- フリーアクセス
- 文献概要
- 1ページ目
2002年最後の雑誌をお届けします.
特集は「運動障害がある場合の内部障害への対応」です.特集テーマはその内容を正確に表すことはもちろんですが,キャッチコピーとして読書の皆様にその意図を魅力的に伝える役割をもっています.“名は体を表す”“看板に偽りあり”などその注目度が高いだけにセンスが問われるところでもあります.難しい内容を誰にでもわかる洗練された言葉で表現できることは,真の理解がなされたことの証ともいえましょう.

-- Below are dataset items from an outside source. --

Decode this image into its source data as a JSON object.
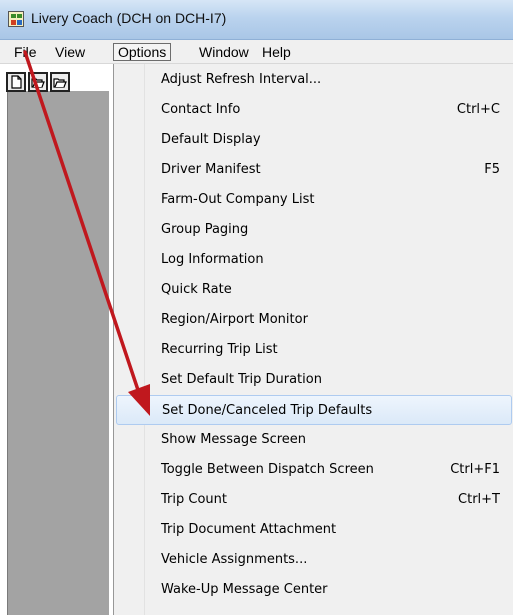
{
  "window": {
    "title": "Livery Coach (DCH on DCH-I7)",
    "app_icon": "livery-coach-app-icon"
  },
  "menubar": {
    "items": [
      {
        "label": "File"
      },
      {
        "label": "View"
      },
      {
        "label": "Options",
        "active": true
      },
      {
        "label": "Window"
      },
      {
        "label": "Help"
      }
    ]
  },
  "toolbar": {
    "icons": [
      "new-document-icon",
      "open-folder-icon",
      "open-folder-icon"
    ]
  },
  "options_menu": {
    "highlighted_index": 11,
    "items": [
      {
        "label": "Adjust Refresh Interval...",
        "shortcut": ""
      },
      {
        "label": "Contact Info",
        "shortcut": "Ctrl+C"
      },
      {
        "label": "Default Display",
        "shortcut": ""
      },
      {
        "label": "Driver Manifest",
        "shortcut": "F5"
      },
      {
        "label": "Farm-Out Company List",
        "shortcut": ""
      },
      {
        "label": "Group Paging",
        "shortcut": ""
      },
      {
        "label": "Log Information",
        "shortcut": ""
      },
      {
        "label": "Quick Rate",
        "shortcut": ""
      },
      {
        "label": "Region/Airport Monitor",
        "shortcut": ""
      },
      {
        "label": "Recurring Trip List",
        "shortcut": ""
      },
      {
        "label": "Set Default Trip Duration",
        "shortcut": ""
      },
      {
        "label": "Set Done/Canceled Trip Defaults",
        "shortcut": ""
      },
      {
        "label": "Show Message Screen",
        "shortcut": ""
      },
      {
        "label": "Toggle Between Dispatch Screen",
        "shortcut": "Ctrl+F1"
      },
      {
        "label": "Trip Count",
        "shortcut": "Ctrl+T"
      },
      {
        "label": "Trip Document Attachment",
        "shortcut": ""
      },
      {
        "label": "Vehicle Assignments...",
        "shortcut": ""
      },
      {
        "label": "Wake-Up Message Center",
        "shortcut": ""
      }
    ]
  },
  "annotation": {
    "color": "#c0181e"
  }
}
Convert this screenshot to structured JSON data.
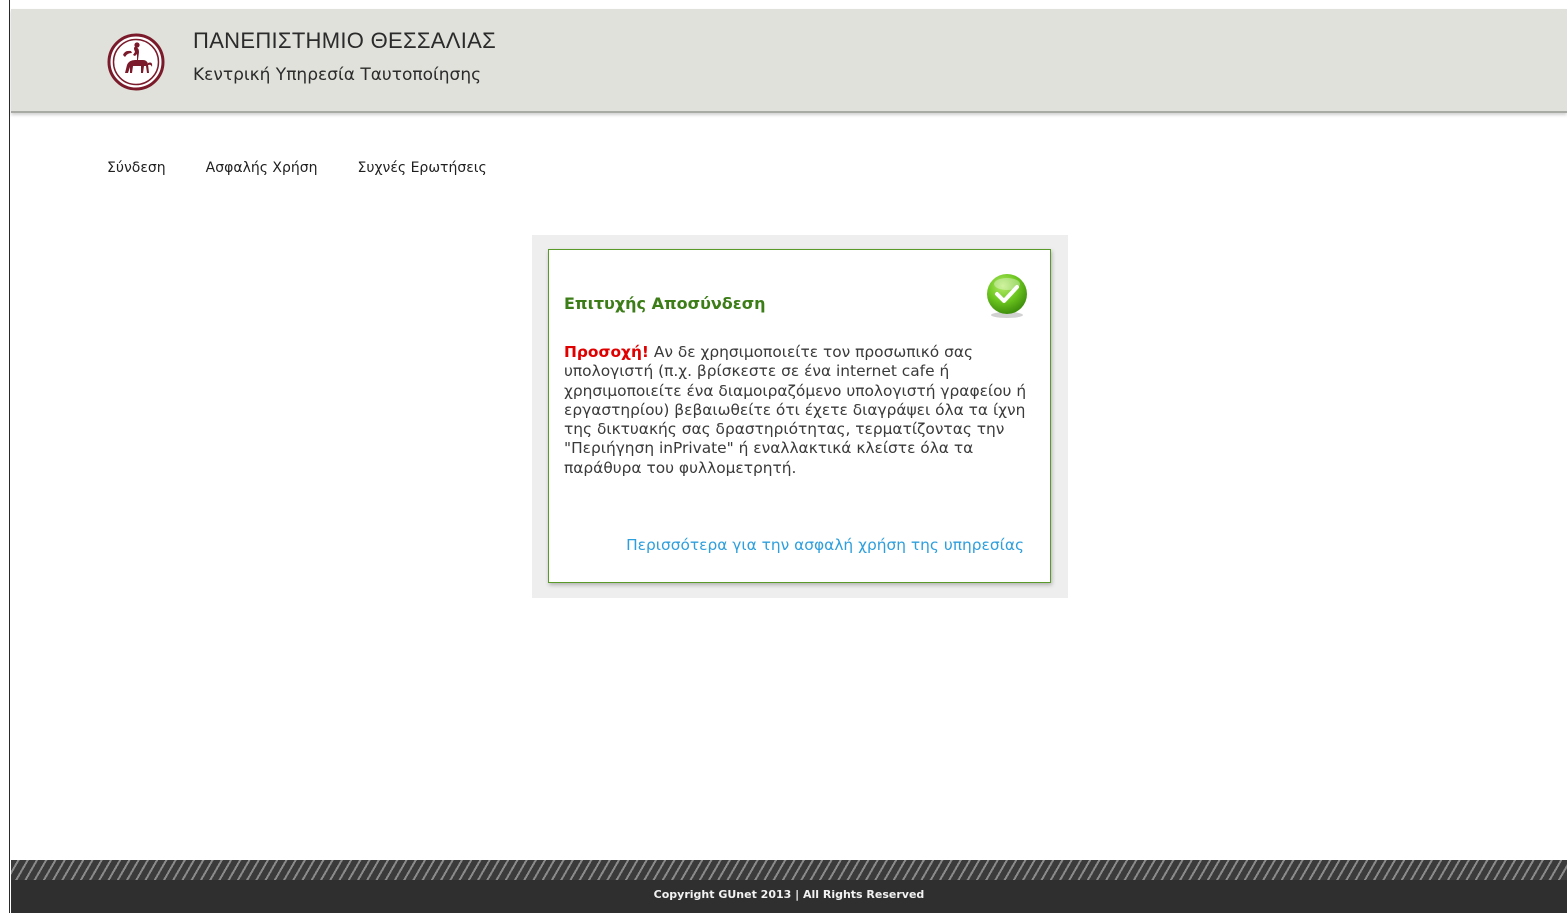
{
  "header": {
    "university_name": "ΠΑΝΕΠΙΣΤΗΜΙΟ ΘΕΣΣΑΛΙΑΣ",
    "service_name": "Κεντρική Υπηρεσία Ταυτοποίησης",
    "logo_icon": "centaur-logo-icon",
    "logo_color": "#7a1a2a",
    "background_color": "#dfe1da"
  },
  "nav": {
    "items": [
      {
        "label": "Σύνδεση"
      },
      {
        "label": "Ασφαλής Χρήση"
      },
      {
        "label": "Συχνές Ερωτήσεις"
      }
    ]
  },
  "panel": {
    "title": "Επιτυχής Αποσύνδεση",
    "status_icon": "success-check-icon",
    "warning_label": "Προσοχή!",
    "message": " Αν δε χρησιμοποιείτε τον προσωπικό σας υπολογιστή (π.χ. βρίσκεστε σε ένα internet cafe ή χρησιμοποιείτε ένα διαμοιραζόμενο υπολογιστή γραφείου ή εργαστηρίου) βεβαιωθείτε ότι έχετε διαγράψει όλα τα ίχνη της δικτυακής σας δραστηριότητας, τερματίζοντας την \"Περιήγηση inPrivate\" ή εναλλακτικά κλείστε όλα τα παράθυρα του φυλλομετρητή.",
    "more_link": "Περισσότερα για την ασφαλή χρήση της υπηρεσίας",
    "title_color": "#3c7d18",
    "warning_color": "#e00000",
    "link_color": "#2e9fdd"
  },
  "footer": {
    "copyright": "Copyright GUnet 2013 | All Rights Reserved"
  }
}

特集は,5名の理学療法士にご執筆いただきました.有薗・他論文では,全身持久力の評価を中心に詳細な解説をいただきました.表には具体的な方法が示されており,臨床的に応用しやすいものがまとめられています.増本・他論文では,拘束性呼吸障害について詳細に解説されています.高齢者や脳血管障害を対象者とする理学療法士には,参考になる内容です.木村論文では,代謝障害を中心に解説されていますが,理学療法のあり方にも一石を投じています.近年の高齢者に対する運動(療法)には,高強度負荷による筋力増強が支持され,わが国でも様々な医療機器の開発とともにそのプロトコールが紹介されています.一方,木村氏が述べているLIEP(低強度運動療法プログラム),LLL(局所長時間低強度)プログラムは生活習慣とあいまって重要な概念です.1本のロープが失明者の意欲と活動性を引き出したことを,豊かな時代であるからこそ大切にしたいと感じました.重田・他論文では,腎機能障害患者の症例検討を中心にわかりやすく解説されています.吉田論文では嚥下障害に対する理学療法について具体的に解説されています.脳血管障害で嚥下障害を有する例は少なくなく,全身をみるなかでその評価と治療を一般の理学療法士が行必要性と効果が述べられています.